The gender pay gap is real, and it’s worse for older workers than younger ones. That’s the message behind a set of figures that map the average differences between what men and women earn throughout their careers.
-
There is an enormous gender wage gap in the U.S. for workers at every stage in their careers.
-
The problem gets worse as people get older, increasing from $2,000 when people start working to $16,000 when they get ready to retire.
-
The wage gap accelerates for workers in their 30s and 40s, suggesting that choices around having children play a role in widening gender pay disparities.

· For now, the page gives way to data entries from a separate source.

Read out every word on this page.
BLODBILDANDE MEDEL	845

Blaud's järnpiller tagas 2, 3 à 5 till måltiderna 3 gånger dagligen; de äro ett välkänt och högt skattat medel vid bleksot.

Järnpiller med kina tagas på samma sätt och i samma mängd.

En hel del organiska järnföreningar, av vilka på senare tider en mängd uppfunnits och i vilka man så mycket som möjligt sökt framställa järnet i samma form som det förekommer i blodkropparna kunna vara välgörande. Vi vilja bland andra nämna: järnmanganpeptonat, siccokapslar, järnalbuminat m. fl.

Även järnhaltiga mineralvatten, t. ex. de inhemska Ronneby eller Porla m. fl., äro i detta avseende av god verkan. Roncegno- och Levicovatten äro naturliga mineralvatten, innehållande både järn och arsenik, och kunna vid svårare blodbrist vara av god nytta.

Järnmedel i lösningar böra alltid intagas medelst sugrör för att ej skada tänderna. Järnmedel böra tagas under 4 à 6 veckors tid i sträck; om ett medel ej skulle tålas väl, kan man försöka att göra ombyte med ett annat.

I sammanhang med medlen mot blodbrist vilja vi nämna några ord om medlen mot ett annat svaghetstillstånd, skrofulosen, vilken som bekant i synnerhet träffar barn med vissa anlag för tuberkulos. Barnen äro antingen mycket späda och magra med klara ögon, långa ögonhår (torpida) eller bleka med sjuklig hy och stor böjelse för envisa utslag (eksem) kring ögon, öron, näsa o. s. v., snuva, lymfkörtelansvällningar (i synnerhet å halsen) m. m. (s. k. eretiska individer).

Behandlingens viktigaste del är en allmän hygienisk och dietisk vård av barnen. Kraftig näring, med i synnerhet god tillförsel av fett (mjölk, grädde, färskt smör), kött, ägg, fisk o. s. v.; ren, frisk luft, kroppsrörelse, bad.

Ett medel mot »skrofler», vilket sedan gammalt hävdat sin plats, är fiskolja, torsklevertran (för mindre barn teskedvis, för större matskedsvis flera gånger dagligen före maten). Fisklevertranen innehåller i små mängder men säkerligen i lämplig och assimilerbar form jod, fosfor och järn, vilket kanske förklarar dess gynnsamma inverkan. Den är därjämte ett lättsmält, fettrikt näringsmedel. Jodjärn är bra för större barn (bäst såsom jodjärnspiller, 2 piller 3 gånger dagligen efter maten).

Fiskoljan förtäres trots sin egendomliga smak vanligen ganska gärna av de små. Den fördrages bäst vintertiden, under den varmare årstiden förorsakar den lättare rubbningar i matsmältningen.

Inc. originally gathered the data from IPUMS USA, a research organization that collects and preserves U.S. Census data for the public. The underlying data for our visual comes from the 2017 American Community Survey, which is an annual survey that the Census performs between the decennial survey. These figures provide a deeper look at gender pay disparities than what we previously published, and they contain lots of insights about American workers.
First of all, a substantial gap exists for people no matter how old they are. It’s there when people first join the workforce, and it persists until retirement. The fact is that women make less than men from the very start. The initial difference for 18-year-old men and women is $2,000. That’s a lot of money to teenagers, and it’s a gap of more than 10%. To put that another way, a woman would have to work an additional 5.7 weeks each year just to take home as much money as men.
The gap starts out enormous, but it stays relatively stable in the earliest decades of a worker’s career. As both men and women gain more experience and advance in their careers, they both earn more money than before. Expressed as a percentage of income, it stays around 10 or 11% even as it grows in overall terms from $2,000 to $5,000 by age 30.
And then the wage gap explodes as workers advance into their 30s and start to settle down in their careers. Just as Americans get married, buy homes and start families, men start earning even more than women. The gap reaches its height at $16,100 at age 56, which comes out to a 25% premium.
Lots of people deny the gender pay gap exists. And even if it does exist, they argue it’s entirely explainable by choices related to career paths, or perhaps parenting preferences are to blame. After all, our visualization indicates how the gap expands just when people start families.
But that’s only looking at part of the picture. There’s a deeper dynamic going on than differences in parenting choices and career outcomes. The proof is that women never catch back up to men, even in their late 50s and early 60s. And more to the point, the wage gap exists long before most workers have children in the first place. The wage gap should be called exactly what these numbers suggest. It’s discrimination.